Statistical Analysis
All statistical tests were performed in R. For normally distributed data, Student’s t-test or ANOVA with Tukey’s post-hoc comparison was performed. For data that did not fit a normal distribution, nonparametric tests were used: Wilcoxon Rank-Sum or Kruskal-Wallis with Dunn’s post-hoc. Fisher’s Exact Test was used for binary categorical data. For all tests with multiple comparisons, Bonferroni p-value adjustment was performed.
Supplemental Data
Table S1. A neuronal silencing screen for taste neurons sensitive to HxA
(A) Data for PER in response to 100mM sucrose in flies with silenced populations of gustatory neurons by driving expression of TNT with the indicated. The ‘normalized’ column represents the PER value for experimental fly divided by the result for w1118. (B) Data for PER in response to 1% HxA. p-values computed by Kruskal-Wallis followed by Dunn’s post-hoc with Bonferroni p-value adjustment, with comparison to w1118 control flies. *p<0.05, **p<0.01, ***p<0.001.

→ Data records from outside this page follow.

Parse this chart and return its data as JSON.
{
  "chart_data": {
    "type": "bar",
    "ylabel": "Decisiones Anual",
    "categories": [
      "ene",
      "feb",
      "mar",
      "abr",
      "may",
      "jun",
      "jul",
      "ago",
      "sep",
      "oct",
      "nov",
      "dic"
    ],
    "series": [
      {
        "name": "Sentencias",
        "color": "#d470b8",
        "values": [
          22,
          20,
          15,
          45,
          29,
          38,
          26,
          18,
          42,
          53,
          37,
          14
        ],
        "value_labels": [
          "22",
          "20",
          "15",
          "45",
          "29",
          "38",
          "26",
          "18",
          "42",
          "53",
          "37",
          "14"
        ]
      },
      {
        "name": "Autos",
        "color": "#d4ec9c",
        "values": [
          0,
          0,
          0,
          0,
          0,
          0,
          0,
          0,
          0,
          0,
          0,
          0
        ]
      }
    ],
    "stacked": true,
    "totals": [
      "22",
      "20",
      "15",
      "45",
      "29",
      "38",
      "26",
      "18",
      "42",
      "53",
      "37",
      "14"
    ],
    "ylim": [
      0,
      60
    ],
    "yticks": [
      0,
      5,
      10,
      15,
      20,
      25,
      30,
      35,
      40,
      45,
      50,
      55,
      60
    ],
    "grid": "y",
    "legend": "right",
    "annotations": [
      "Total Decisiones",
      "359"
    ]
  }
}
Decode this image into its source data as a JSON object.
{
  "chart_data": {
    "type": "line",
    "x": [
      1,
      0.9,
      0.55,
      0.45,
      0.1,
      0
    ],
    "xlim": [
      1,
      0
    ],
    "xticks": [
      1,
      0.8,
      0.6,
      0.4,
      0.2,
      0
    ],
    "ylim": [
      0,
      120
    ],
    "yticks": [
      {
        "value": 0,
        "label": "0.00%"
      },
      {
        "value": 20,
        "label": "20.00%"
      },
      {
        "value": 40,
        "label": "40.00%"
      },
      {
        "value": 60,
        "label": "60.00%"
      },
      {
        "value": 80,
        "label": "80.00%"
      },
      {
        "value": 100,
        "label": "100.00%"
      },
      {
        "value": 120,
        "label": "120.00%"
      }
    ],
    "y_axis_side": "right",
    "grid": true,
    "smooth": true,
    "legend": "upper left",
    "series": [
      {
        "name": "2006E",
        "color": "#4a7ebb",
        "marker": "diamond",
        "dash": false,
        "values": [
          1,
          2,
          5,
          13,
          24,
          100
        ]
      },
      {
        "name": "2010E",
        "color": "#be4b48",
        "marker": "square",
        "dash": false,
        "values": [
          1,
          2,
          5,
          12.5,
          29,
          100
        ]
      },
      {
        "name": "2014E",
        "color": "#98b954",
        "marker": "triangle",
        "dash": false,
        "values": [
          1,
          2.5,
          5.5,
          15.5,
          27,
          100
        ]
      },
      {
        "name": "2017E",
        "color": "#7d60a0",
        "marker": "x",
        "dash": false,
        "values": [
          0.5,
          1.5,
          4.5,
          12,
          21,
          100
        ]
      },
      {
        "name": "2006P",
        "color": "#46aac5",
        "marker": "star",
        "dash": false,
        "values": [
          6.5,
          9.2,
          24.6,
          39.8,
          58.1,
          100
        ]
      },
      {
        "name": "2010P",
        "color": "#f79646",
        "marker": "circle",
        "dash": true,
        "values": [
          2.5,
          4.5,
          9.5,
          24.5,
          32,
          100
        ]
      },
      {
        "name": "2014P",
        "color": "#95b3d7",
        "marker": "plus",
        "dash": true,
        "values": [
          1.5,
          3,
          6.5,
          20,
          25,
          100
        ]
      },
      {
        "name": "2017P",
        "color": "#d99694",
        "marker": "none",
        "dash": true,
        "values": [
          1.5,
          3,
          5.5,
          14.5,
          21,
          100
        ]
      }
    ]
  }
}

Fig S1. Flies continue to suppress PER in response to FAs in absence of Gr64f to drive LexAop-Gal80
(A) PER for flies expressing either imp-TNT or TNT in IR56d neurons, (n = 31 for both groups), Without Gr64f-LexA to drive the LexAop-GAL80, as in Fig 5c, TNT is expressed in all IR56d neurons and PER to HxA is suppressed. Wilcoxon Rank Sum Test ***p<0.001
Acknowledgements
We are grateful to Michael Gordon (University of British Columbia), Seth Tomchik (Scripps, Florida), Anupama Dahanukar (University of California, Riverside) and Hiromu Tanimoto (Tohoku University, Japan) for technical support. This work was supported by NIH Grants 1R01 NS085252 to ACK and NSF IOS-1426265 to PM and ACK.